Ever since the twin 2016 ballot-booth surprises of Brexit and the U.S. presidential election, academics, journalists, and policymakers have been looking intently at geographic divides—in particular, the gap between urban and rural communities. The arrival of the Gilets Jaunes—the Yellow Vests—on the streets and squares of French cities in 2018 prompted a similar searching. Led initially by disgruntled motorists protesting government fuel taxes, the Yellow Vests tapped a familiar vein of populist anger against an increasingly out-of-touch urban elite. To understand what the movement wanted, many turned to the work of French geographer Christophe Guilluy.

Before the Yellow Vests emerged, Guilluy laid out a searing indictment of trans-Atlantic capitalism and its urban forms in his books La France Périphérique and Twilight of the Elites, the latter of which has recently been published in English. Focusing on smaller French cities and rural areas, the 54-year-old writer takes aim at liberal articles of faith around openness, cosmopolitanism, protest, and multiculturalism. Provocative in print, congenial in conversation, Guilluy spoke with CityLab on why “urban” is a useless concept, the problem with the “cool bourgeoisie,” and why Notre Dame belongs to more than just Parisians.

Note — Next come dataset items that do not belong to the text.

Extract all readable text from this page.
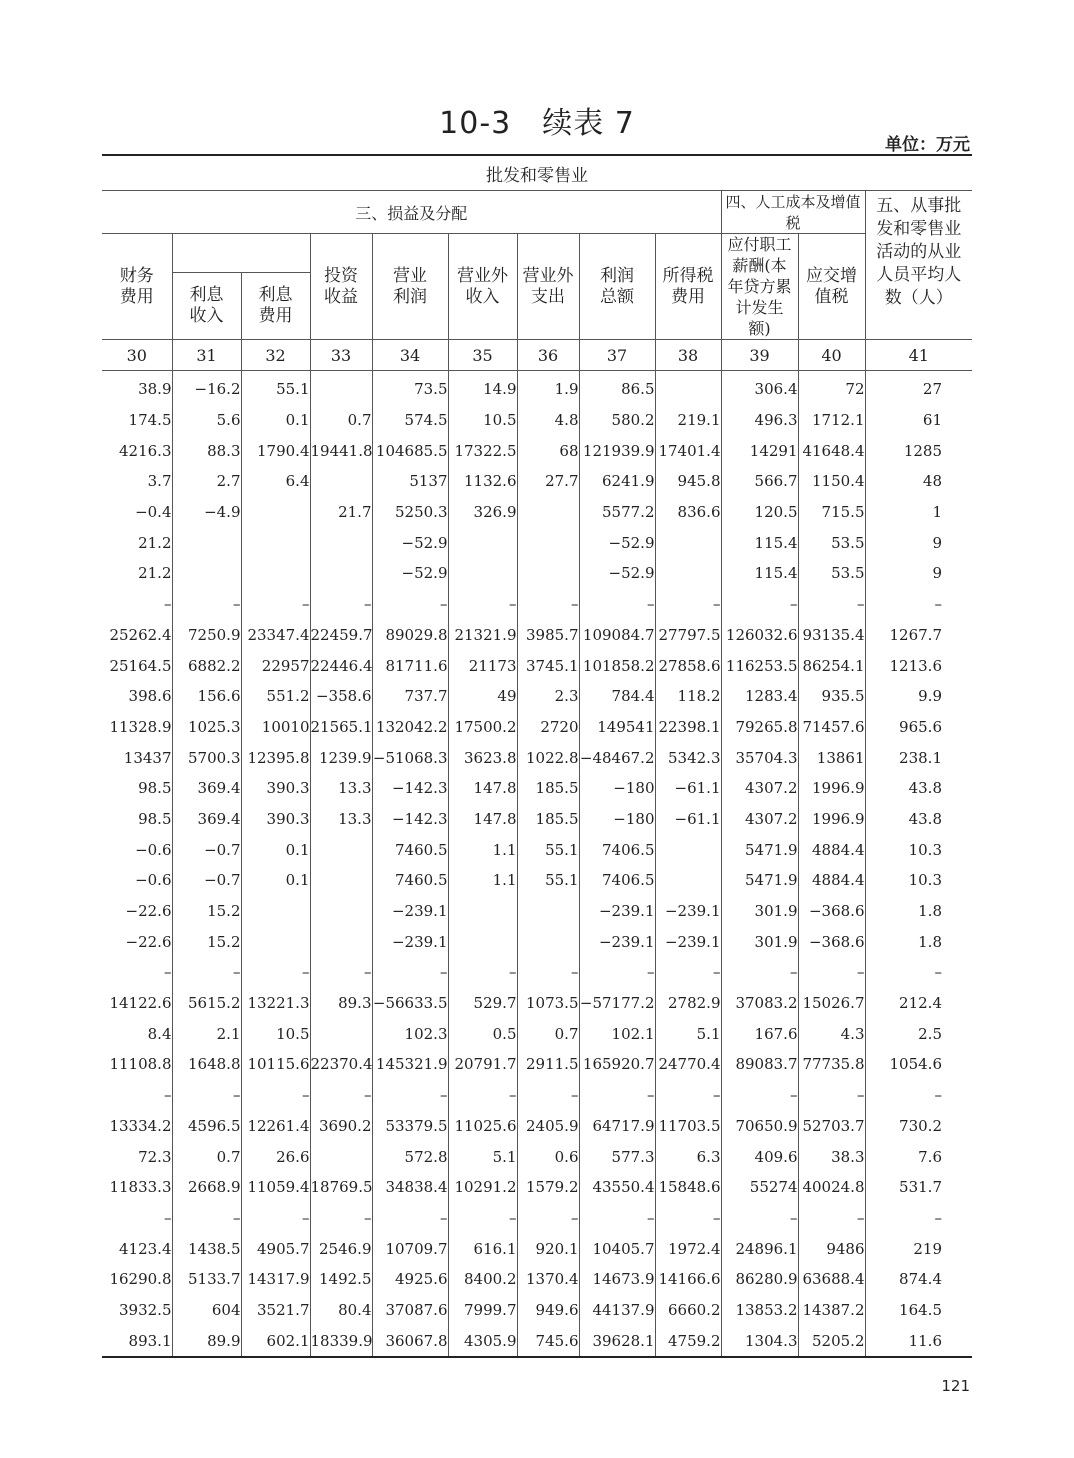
10-3　续表 7
单位：万元
批发和零售业											
三、损益及分配									四、人工成本及增值税		五、从事批发和零售业活动的从业人员平均人数（人）
财务费用			投资收益	营业利润	营业外收入	营业外支出	利润总额	所得税费用	应付职工薪酬(本年贷方累计发生额)	应交增值税	
	利息收入	利息费用									
30	31	32	33	34	35	36	37	38	39	40	41
38.9	−16.2	55.1		73.5	14.9	1.9	86.5		306.4	72	27
174.5	5.6	0.1	0.7	574.5	10.5	4.8	580.2	219.1	496.3	1712.1	61
4216.3	88.3	1790.4	19441.8	104685.5	17322.5	68	121939.9	17401.4	14291	41648.4	1285
3.7	2.7	6.4		5137	1132.6	27.7	6241.9	945.8	566.7	1150.4	48
−0.4	−4.9		21.7	5250.3	326.9		5577.2	836.6	120.5	715.5	1
21.2				−52.9			−52.9		115.4	53.5	9
21.2				−52.9			−52.9		115.4	53.5	9
–	–	–	–	–	–	–	–	–	–	–	–
25262.4	7250.9	23347.4	22459.7	89029.8	21321.9	3985.7	109084.7	27797.5	126032.6	93135.4	1267.7
25164.5	6882.2	22957	22446.4	81711.6	21173	3745.1	101858.2	27858.6	116253.5	86254.1	1213.6
398.6	156.6	551.2	−358.6	737.7	49	2.3	784.4	118.2	1283.4	935.5	9.9
11328.9	1025.3	10010	21565.1	132042.2	17500.2	2720	149541	22398.1	79265.8	71457.6	965.6
13437	5700.3	12395.8	1239.9	−51068.3	3623.8	1022.8	−48467.2	5342.3	35704.3	13861	238.1
98.5	369.4	390.3	13.3	−142.3	147.8	185.5	−180	−61.1	4307.2	1996.9	43.8
98.5	369.4	390.3	13.3	−142.3	147.8	185.5	−180	−61.1	4307.2	1996.9	43.8
−0.6	−0.7	0.1		7460.5	1.1	55.1	7406.5		5471.9	4884.4	10.3
−0.6	−0.7	0.1		7460.5	1.1	55.1	7406.5		5471.9	4884.4	10.3
−22.6	15.2			−239.1			−239.1	−239.1	301.9	−368.6	1.8
−22.6	15.2			−239.1			−239.1	−239.1	301.9	−368.6	1.8
–	–	–	–	–	–	–	–	–	–	–	–
14122.6	5615.2	13221.3	89.3	−56633.5	529.7	1073.5	−57177.2	2782.9	37083.2	15026.7	212.4
8.4	2.1	10.5		102.3	0.5	0.7	102.1	5.1	167.6	4.3	2.5
11108.8	1648.8	10115.6	22370.4	145321.9	20791.7	2911.5	165920.7	24770.4	89083.7	77735.8	1054.6
–	–	–	–	–	–	–	–	–	–	–	–
13334.2	4596.5	12261.4	3690.2	53379.5	11025.6	2405.9	64717.9	11703.5	70650.9	52703.7	730.2
72.3	0.7	26.6		572.8	5.1	0.6	577.3	6.3	409.6	38.3	7.6
11833.3	2668.9	11059.4	18769.5	34838.4	10291.2	1579.2	43550.4	15848.6	55274	40024.8	531.7
–	–	–	–	–	–	–	–	–	–	–	–
4123.4	1438.5	4905.7	2546.9	10709.7	616.1	920.1	10405.7	1972.4	24896.1	9486	219
16290.8	5133.7	14317.9	1492.5	4925.6	8400.2	1370.4	14673.9	14166.6	86280.9	63688.4	874.4
3932.5	604	3521.7	80.4	37087.6	7999.7	949.6	44137.9	6660.2	13853.2	14387.2	164.5
893.1	89.9	602.1	18339.9	36067.8	4305.9	745.6	39628.1	4759.2	1304.3	5205.2	11.6
121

Our conversation was translated by Dylan Yaeger and has been condensed and edited for clarity.

Let's skip to the conclusion.

Ultimately, I think that what is interesting is to see that the global economic model has produced the same effects in all the Western democracies. We cannot continue to act as if the Yellow Vests or Trump’s electorate or the Brexiteers don’t exist. These people exist. They exist in regions very removed from the globalized city, and we need to come up with an economic model for them. We don’t have a choice. They will be here for around 100 years. So, whatever else, we need to think differently about space.